How We Automatically Moderate Posts in Muzz Social at Scale
Background
Muzz Social is the world’s leading Muslim-focused social network. We allow people to share and connect with Muslims around the world.
Muzz Social sends push notifications for posts to users who haven’t been on the platform for 48 hours. These notifications are generated by selecting the most engaging and relevant posts, helping to re-engage users and surface content they might have missed. This feature has proven effective in delivering posts that matter to users.
However, we were concerned that some promoted posts might be harmful. A traditional content moderation system based on banned words would struggle to catch such content.
Our goal was to build a system capable of classifying text at massive scale, as manual moderation was not a scalable option. Currently, Muzz Social has around 850,000 posts, with tens of thousands of new posts and comments added daily.
Experimentation
To evaluate different moderation systems, we built a test dataset of real posts that we had manually identified as harmful or borderline. This gave us a consistent benchmark to compare the accuracy and behavior of various moderation tools under realistic conditions.
We initially experimented with simple sentiment analysis (positive vs. negative), but it performed poorly. It failed to flag posts with neutral sentiment that still contained highly hateful content, and it struggled with more nuanced forms of harm. We then explored hate-speech detection tools from Amazon Web Services (AWS) and Google Cloud Platform (GCP). These performed better and allowed us to label and classify content more effectively, giving us valuable data.
However, during our testing, we found that these systems exhibited institutional bias. Posts containing Islam-specific terms like “Islam” or “Allah” were often misclassified, reflecting a broader issue in the tech industry.
After further evaluation of tools from OpenAI and Anthropic, we turned to large language models (LLMs), which are better suited for handling nuance and allow for extensive customization. Additionally experimentally they performed excellently on our test data.

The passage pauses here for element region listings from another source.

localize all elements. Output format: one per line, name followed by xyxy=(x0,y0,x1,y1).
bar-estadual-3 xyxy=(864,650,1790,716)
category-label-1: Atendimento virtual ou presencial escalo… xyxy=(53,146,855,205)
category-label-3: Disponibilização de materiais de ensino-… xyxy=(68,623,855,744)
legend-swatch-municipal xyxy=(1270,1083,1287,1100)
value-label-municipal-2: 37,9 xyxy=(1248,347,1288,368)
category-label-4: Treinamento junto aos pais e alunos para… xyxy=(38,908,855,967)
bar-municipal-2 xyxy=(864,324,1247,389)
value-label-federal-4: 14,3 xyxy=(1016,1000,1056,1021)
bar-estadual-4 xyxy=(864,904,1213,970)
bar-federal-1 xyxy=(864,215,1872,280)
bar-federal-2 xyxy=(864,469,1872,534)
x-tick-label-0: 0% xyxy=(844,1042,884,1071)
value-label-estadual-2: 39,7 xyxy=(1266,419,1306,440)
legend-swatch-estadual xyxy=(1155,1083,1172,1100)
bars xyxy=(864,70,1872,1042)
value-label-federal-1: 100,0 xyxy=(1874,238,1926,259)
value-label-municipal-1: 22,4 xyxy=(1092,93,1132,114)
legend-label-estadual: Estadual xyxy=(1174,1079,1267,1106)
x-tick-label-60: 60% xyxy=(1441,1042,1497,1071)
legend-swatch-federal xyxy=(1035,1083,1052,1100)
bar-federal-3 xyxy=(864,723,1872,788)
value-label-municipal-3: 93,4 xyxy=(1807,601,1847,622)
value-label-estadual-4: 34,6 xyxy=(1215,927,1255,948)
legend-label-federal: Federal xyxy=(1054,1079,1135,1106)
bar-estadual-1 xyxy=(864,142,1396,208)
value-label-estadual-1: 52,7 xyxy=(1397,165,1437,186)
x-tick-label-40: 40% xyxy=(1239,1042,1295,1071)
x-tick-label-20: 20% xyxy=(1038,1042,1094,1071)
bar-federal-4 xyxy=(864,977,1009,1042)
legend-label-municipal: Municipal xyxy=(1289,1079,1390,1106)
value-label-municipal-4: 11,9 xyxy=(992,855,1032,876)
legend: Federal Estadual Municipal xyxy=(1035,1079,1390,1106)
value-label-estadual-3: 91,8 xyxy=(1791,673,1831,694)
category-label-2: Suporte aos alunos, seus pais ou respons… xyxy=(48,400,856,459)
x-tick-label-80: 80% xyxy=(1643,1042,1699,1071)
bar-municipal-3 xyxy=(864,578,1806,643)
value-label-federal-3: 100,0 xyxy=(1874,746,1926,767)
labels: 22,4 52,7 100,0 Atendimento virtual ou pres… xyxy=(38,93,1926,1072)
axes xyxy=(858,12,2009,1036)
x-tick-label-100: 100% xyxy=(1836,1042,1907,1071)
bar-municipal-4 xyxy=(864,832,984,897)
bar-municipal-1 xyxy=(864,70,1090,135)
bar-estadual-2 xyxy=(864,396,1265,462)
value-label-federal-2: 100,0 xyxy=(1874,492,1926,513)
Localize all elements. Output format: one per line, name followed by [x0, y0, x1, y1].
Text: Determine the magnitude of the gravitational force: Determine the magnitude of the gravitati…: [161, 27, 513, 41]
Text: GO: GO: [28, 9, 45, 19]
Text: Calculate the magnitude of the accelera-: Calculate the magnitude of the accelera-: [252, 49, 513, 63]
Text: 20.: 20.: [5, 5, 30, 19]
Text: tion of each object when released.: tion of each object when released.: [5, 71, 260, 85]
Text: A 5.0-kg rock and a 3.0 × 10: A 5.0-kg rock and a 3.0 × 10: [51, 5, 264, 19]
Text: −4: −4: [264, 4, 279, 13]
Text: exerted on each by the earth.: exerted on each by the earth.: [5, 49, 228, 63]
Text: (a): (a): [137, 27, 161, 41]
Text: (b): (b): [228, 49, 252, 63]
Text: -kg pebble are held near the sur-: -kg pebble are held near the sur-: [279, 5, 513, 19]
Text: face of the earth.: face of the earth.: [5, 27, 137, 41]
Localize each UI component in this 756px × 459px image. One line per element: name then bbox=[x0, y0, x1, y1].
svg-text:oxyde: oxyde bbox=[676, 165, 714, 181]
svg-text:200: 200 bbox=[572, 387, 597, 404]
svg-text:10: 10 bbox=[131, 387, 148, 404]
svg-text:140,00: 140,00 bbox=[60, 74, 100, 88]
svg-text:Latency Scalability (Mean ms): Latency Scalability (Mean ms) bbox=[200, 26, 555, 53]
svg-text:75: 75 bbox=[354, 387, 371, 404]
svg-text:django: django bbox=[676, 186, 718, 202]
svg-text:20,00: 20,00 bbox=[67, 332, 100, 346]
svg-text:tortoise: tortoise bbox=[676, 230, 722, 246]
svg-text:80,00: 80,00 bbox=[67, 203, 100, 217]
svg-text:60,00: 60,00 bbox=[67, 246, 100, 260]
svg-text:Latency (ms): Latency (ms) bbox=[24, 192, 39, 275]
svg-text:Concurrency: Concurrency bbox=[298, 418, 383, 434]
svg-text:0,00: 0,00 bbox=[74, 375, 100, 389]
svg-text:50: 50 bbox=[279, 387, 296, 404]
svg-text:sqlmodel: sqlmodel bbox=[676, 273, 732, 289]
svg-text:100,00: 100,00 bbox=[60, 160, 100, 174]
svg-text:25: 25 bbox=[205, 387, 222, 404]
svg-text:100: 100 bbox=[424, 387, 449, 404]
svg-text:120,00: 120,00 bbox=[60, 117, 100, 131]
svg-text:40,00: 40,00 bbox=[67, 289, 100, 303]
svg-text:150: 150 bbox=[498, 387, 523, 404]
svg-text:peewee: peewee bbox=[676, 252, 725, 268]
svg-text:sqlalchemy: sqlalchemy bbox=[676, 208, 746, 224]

In the end, we chose Google’s Gemini (an LLM) as it best met our needs in terms of cost, functionality, and most importantly performance. Additionally, we integrated AWS Comprehend as a first-pass filter. If a post was obviously harmful, it would be labeled and marked as not safe for trending. Posts that passed this initial filter were then analyzed by Gemini. This approach helped us reduce the number of calls made to Gemini while maintaining a high standard of moderation.
Implementation
From an engineering perspective, to achieve this, we created a new service dedicated to text moderation. The reasoning was twofold: other parts of Muzz might also need this service, and having it as a standalone service makes it easier to monitor.
At Muzz, we use an event-driven architecture (via AWS EventBridge). This made the integration straightforward; we simply created a new event rule that triggers when posts are created or updated. These events are placed in a queue, which the auto-moderation service consumes. This setup provides automatic retries and allows the system to scale dynamically as the queue grows or shrinks.
After each post is evaluated, we update it with a marker that indicates whether it’s safe to be included in trending notifications. We then update our DynamoDB database, which serves as our source of truth. Once the DynamoDB record is updated, it triggers a corresponding update in our Graph database, which we use to fetch trending posts.
Crucially, we assume all posts are not suitable by default and only mark them as safe once the auto-moderation confirms they are. This prevents failures or null values from allowing potentially harmful content to slip through.
Overall, we’re extremely happy with the LLM-based solution. In just a few months, it has moderated over 80,000 posts. We’ve reviewed these posts and observed a noticeable increase in feed sessions since implementation, along with a significant improvement in the quality of posts shown to users.
We’re also exploring additional ways to integrate LLMs more deeply into Muzz.